Soup, Jelly Beans, and Random Audits

For close election contests, or situations where errors are clustered in only a few precincts, an audit based on a small random sample of precincts (or other large batches of ballots) might run a large risk of letting an incorrect outcome go undetected. To understand why, it may help to consider tasting soup. If you put salt into one part of the pot and taste in another part of the pot, you might not be able to assess how salty the soup is. On the other hand, if you stir thoroughly between the salting and the tasting, the soup in any part of the pot will give a good idea of the saltiness of the soup.

Or consider jelly beans grouped into bags (as ballots are grouped into precincts). Suppose there are 100 bags of 100 jelly beans each, with some bags having a mixture of flavors and others consisting of a single flavor only. Suppose also that each bag is covered with aluminum foil, so that nobody can tell which is which by looking at the bags. I hate coconut jelly beans and I want to estimate the number of coconut beans in all 100 bags (just as I hate and want to estimate the number of mistabulated ballots).

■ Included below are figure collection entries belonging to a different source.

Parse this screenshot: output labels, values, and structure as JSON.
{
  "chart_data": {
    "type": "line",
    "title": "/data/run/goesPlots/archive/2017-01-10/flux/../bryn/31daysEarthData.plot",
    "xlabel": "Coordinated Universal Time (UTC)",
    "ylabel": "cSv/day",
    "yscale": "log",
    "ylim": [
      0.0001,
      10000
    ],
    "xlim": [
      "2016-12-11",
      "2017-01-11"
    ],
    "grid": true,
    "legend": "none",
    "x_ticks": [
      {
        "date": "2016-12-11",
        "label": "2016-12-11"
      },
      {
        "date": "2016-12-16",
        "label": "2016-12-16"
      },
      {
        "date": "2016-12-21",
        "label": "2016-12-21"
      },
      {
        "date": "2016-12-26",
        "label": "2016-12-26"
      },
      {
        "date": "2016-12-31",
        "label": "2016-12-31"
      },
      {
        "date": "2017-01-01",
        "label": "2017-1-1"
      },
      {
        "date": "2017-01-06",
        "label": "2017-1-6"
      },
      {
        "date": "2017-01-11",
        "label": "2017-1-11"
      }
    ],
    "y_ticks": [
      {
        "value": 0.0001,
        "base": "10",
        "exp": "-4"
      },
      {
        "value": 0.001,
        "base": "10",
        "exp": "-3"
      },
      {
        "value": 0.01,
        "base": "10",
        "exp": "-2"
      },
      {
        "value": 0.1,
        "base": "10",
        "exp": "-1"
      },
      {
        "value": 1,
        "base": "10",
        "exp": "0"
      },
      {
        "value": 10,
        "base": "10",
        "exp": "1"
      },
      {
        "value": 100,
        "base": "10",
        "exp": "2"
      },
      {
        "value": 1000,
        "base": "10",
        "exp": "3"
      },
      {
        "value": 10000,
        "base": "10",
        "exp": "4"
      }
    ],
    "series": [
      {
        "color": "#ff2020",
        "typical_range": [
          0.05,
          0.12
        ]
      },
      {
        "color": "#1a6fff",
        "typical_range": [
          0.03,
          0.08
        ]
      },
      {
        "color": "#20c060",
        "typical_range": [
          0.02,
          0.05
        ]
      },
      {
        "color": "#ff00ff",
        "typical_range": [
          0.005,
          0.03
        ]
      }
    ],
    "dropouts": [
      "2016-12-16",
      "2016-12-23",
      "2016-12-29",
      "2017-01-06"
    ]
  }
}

One option would be to choose a bag at random, open it, and count all the beans. I could then estimate the total number of coconut beans by multiplying the number in that bag by 100. If I chose a bag that contained only coconut beans, I would estimate that all 10,000 beans were coconut; if the bag consisted of entirely a different flavor, I would estimate that none of the 10,000 beans was coconut; and if I picked a mixed bag, I would assume the ratio of all 10,000 beans was the same as that in the bag I had picked.

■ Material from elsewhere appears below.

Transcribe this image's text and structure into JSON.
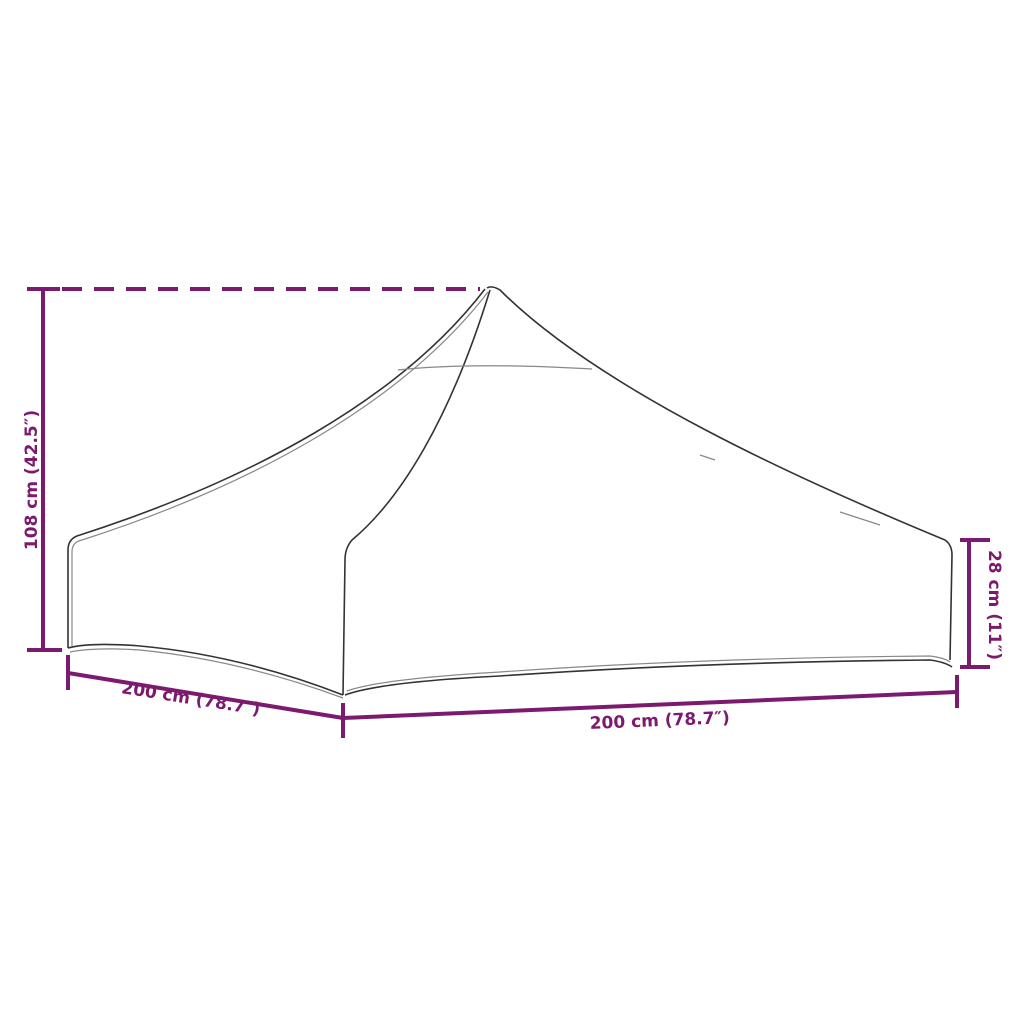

Suppose instead the jelly bean bags are all opened by someone else, dumped into a large pot, and stirred well. Suppose I then choose 100 beans at random from the large pot and count the number of coconut beans in that group. The estimate I get in this case will be far more reliable than the estimate I would get by looking at the contents of a single bag, even though in both cases I’m examining 100 jelly beans. To get a similarly reliable estimate on the number of coconut jelly beans in all the bags by drawing individual bags at random, I would have to examine far more bags and count many more jelly beans.

In the same way, audits that pick individual ballots at random will be more efficient than audits that pick entire precincts at random. Physically stirring or shuffling ballots is not recommended! The desired “declustering” can be achieved by creating a detailed catalog of the physical ballots — including their storage locations — and choosing randomly from that catalog. Such a catalog is called a “ballot manifest.”

This material is based on Risk-limiting vote-tabulation audits: The importance of cluster size by Stark.